ことし1月に沖縄市で車同士が正面衝突し会社員の男性=当時(19)、愛知県、北中城村出身=が死亡した事故で、那覇地検沖縄支部は24日、亡くなった男性の軽自動車に衝突させ死亡させたとして自動車運転過失致死罪で送検された米陸空軍販売部所属で在沖米空軍軍属の20代の男性を不起訴処分とした。亡くなった男性の母親によると、同支部から連絡があり「公務中のため」と不起訴理由の説明を受けたという。
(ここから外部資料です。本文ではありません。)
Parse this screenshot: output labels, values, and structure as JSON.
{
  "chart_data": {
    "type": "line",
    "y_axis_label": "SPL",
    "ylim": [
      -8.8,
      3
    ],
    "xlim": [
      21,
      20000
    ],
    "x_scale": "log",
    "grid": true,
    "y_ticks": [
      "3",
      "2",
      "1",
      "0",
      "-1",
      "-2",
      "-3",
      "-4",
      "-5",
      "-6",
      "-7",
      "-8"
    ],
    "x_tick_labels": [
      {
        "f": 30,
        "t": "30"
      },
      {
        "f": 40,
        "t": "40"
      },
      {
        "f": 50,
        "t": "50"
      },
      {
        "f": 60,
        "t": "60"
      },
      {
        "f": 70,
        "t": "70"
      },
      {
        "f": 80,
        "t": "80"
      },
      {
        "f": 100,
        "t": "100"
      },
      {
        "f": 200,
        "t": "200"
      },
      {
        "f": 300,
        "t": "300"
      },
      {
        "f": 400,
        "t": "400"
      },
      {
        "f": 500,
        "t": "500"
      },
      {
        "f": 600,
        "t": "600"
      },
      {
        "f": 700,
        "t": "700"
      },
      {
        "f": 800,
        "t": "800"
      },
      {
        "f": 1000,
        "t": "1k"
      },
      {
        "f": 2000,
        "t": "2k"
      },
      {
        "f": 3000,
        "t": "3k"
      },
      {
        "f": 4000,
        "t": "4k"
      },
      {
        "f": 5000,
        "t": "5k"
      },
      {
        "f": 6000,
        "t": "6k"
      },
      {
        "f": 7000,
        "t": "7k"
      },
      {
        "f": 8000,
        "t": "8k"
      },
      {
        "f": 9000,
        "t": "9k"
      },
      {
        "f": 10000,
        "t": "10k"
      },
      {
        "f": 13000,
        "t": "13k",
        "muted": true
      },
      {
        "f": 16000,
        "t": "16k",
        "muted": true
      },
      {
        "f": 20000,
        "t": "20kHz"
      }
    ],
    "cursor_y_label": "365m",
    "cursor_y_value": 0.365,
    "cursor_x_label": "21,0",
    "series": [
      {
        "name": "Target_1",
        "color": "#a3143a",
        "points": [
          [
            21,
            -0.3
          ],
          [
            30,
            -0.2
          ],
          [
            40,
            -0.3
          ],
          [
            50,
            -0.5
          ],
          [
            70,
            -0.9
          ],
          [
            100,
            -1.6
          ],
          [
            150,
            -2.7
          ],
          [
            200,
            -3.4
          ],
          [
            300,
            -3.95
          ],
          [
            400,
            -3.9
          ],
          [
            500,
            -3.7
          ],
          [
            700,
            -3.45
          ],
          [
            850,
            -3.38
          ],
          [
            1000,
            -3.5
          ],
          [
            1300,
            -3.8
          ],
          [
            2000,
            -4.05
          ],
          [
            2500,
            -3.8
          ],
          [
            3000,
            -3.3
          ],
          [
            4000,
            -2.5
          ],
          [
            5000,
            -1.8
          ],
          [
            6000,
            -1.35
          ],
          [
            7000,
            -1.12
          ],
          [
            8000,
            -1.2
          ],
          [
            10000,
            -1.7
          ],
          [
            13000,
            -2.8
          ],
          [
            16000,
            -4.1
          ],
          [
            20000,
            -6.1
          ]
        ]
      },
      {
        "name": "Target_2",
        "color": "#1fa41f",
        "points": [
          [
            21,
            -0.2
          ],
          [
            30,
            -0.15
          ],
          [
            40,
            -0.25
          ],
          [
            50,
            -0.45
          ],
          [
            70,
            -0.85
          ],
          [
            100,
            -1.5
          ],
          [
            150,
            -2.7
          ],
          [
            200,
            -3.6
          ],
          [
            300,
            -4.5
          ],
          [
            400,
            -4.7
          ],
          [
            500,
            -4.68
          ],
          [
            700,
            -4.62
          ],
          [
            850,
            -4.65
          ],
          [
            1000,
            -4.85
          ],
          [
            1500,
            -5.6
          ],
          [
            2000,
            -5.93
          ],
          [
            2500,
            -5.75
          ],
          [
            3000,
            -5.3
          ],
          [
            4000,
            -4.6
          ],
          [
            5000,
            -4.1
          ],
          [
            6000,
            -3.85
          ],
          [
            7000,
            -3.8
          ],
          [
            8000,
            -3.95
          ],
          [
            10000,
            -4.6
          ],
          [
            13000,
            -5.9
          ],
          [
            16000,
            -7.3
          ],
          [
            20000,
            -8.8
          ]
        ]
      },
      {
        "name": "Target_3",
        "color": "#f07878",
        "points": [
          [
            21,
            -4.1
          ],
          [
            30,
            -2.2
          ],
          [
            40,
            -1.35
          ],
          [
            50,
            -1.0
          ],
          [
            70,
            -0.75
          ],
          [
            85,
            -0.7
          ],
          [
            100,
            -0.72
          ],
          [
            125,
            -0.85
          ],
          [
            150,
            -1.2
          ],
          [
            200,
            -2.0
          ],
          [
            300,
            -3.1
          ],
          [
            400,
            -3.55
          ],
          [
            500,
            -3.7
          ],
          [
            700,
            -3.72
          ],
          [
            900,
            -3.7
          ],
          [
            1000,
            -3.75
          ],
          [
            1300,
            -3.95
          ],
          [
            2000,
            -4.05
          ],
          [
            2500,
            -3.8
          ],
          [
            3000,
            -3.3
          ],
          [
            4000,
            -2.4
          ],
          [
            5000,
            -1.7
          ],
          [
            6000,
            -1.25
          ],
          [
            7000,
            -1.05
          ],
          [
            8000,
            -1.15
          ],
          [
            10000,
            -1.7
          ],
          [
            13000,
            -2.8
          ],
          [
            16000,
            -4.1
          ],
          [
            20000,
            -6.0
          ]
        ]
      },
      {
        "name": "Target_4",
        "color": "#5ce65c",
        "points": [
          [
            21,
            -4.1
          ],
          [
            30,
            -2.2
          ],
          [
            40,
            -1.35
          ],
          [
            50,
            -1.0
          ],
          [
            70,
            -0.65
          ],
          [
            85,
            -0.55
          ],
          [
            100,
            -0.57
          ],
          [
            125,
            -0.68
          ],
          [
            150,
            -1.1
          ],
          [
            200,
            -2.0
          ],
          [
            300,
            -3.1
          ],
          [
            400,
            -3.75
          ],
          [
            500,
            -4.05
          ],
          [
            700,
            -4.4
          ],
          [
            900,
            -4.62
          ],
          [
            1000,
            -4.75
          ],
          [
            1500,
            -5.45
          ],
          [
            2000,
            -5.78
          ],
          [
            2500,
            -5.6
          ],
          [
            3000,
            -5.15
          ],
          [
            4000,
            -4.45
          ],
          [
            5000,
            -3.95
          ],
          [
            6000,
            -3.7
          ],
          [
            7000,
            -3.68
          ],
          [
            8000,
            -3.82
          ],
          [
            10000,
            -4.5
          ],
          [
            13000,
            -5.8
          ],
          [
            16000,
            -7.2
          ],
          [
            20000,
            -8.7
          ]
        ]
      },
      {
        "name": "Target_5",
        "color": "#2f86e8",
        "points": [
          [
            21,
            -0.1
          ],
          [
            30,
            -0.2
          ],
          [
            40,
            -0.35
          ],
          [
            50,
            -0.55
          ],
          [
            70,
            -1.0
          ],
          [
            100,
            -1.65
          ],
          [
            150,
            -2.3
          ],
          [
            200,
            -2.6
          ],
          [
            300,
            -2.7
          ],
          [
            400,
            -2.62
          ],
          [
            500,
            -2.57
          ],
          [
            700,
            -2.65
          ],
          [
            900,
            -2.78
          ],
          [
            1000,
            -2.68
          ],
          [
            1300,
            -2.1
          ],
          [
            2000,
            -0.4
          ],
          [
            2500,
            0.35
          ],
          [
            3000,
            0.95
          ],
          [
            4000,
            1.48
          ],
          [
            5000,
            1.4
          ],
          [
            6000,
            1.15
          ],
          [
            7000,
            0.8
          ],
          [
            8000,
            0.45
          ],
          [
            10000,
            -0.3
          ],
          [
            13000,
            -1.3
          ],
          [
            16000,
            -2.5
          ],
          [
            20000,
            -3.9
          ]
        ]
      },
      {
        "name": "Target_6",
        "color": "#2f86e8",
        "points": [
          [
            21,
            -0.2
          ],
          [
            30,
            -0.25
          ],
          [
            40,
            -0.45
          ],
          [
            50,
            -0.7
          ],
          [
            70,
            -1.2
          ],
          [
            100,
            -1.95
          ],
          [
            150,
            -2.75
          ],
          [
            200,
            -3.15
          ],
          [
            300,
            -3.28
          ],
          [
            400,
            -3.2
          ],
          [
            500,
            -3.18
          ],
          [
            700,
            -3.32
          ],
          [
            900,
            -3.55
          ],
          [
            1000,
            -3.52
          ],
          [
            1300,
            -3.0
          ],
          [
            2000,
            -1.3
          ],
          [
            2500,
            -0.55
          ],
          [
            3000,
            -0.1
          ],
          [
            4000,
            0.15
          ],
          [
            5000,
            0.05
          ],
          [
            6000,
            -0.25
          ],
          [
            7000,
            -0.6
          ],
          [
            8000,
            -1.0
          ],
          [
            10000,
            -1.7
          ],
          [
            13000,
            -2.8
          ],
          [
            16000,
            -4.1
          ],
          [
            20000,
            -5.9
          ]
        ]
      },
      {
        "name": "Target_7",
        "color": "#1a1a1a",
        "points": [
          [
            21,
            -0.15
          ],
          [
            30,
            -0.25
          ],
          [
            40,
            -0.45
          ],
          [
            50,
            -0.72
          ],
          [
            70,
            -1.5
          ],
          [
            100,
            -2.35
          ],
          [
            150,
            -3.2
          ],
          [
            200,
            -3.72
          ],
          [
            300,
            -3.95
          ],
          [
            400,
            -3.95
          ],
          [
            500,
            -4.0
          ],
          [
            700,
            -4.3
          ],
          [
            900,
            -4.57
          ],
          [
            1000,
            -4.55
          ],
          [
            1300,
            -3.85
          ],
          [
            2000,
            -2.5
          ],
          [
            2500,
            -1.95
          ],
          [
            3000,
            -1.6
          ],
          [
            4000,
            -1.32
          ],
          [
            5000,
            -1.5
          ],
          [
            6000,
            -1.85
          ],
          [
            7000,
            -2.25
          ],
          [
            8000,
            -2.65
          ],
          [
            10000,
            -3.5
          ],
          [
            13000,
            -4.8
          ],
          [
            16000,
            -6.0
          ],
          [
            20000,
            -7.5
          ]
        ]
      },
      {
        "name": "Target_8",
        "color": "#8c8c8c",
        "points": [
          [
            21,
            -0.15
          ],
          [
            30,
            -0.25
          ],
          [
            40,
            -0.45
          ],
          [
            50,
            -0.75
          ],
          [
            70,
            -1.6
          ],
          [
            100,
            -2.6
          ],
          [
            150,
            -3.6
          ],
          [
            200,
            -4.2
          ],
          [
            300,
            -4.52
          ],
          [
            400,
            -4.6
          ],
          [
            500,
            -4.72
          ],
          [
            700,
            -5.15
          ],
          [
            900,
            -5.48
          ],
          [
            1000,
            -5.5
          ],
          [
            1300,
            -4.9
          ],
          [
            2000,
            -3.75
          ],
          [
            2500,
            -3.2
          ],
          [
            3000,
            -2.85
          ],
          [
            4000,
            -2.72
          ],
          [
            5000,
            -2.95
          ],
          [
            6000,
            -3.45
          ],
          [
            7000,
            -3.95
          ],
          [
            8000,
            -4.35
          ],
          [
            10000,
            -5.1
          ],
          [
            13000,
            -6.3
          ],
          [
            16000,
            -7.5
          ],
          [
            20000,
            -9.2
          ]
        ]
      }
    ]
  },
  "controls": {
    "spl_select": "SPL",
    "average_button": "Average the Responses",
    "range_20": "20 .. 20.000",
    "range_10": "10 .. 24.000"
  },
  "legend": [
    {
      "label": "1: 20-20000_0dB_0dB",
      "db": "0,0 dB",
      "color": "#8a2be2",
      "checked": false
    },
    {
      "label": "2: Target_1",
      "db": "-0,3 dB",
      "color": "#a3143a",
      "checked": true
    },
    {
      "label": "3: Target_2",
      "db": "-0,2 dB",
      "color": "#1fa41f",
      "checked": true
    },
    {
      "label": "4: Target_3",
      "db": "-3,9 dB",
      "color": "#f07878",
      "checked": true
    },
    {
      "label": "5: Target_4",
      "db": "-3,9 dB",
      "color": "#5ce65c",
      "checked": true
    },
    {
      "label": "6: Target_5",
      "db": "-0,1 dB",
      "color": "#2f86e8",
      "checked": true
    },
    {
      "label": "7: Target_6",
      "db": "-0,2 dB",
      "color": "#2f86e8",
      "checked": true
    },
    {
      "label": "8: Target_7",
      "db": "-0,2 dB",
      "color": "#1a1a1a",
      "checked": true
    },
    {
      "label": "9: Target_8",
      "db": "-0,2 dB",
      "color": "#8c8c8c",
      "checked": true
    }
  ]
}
 事故は1月12日午後9時43分ごろ、沖縄市比屋根6丁目の国道329号で発生。軍属の男性が運転する普通乗用車が対向車線に侵入し、亡くなった男性の運転する軽自動車に正面衝突。男性は約5時間後に死亡した。亡くなった男性は成人式に出席するため帰省中だった。母親によると、担当検察官は「(軍属の男性は)タイムカードを押して10分後に事故を起こしていた」などと話したという。
 軍人や軍属が起こした交通事故は、その運転が「公務」と判断された場合、第一次裁判権は日米地位協定で米側にあると定められている。米公文書によると、日米両政府は公務中の範囲について、宿舎、住居と勤務先の往復や宿舎や勤務地で開かれた「公の行事」での飲酒も含めて合意した。
 母親の相談を受けた池宮城紀夫弁護士は「公務かどうかは米軍の判断。地位協定で地検は米軍の判断に沿って不起訴とする。それが公務に当たるかどうかを主体的にチェックする権限がない。矛盾がある」と指摘した。
 母親は「親思いの息子の命を終わらせて、罪に問えないのは許せない」と悔しさをにじませた。
 2008年8月にうるま市で米海軍所属の女性が起こした交通死亡事故でも女性は公務中として不起訴とされた。